Lord Hugh de Courtenay's plan to host a tournament in the spring of 1322 is an opportunity the money-lenders of Oakhampton can't afford to miss. When the defeated knights find themselves unable to pay the traditional ransoms to their captors, they will have only one avenue open to them - and will accrue interest by the hour. But for Benjamin Dudenay - to whom most of the knights in Devon are indebted - the tournament will yield no such riches. A month before the festivities, he is found dead in an alleyway - beaten to death in an attack which tells a tale of bitter hatred.
For Sir Baldwin Furnshill, Keeper of the King's Peace, and his friend, Bailiff Simon Puttock, the priority is to complete the preparations for the tournament in time for Lord Hugh's arrival. Not an easy task when Hal Sachevyll and Wymond Carpenter, commissioned to provide the all-important stands, seem more interested in saving on materials than building a safe structure.

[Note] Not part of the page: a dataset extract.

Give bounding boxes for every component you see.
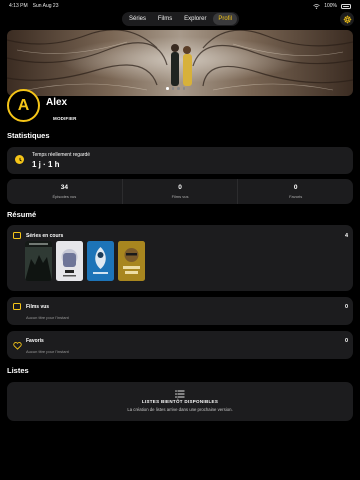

But when Wymond is found dead, his injuries bearing all the hallmarks of those inflicted by Benjamin's murderer, Sir Baldwin and Simon are faced with an additional problem: whoever killed the money-lender is not simply a debtor desperate to gain financial freedom, but a killer with a far greater and more sinister plan ...
"So what do we have here? First off, an essay on the history of the medieval tournament precedes the book which is worth the price of admission alone. Secondly, this is a proper mystery novel, despite the reader knowing the name and motive of the murderer. I can't really clarify that point without going into spoilers, but there's a complexity to events that is only revealed at the last minute, one element of which is genuinely surprising, especially to long-term readers. Third, the setting is fascinating. The backdrop of the medieval tournament is brought vividly to life, and the points of view of the various knights and squires gives a full picture of the event. And finally, it's a novel about family and the lengths that people will go to for their loved ones. And it works on every single one of those levels."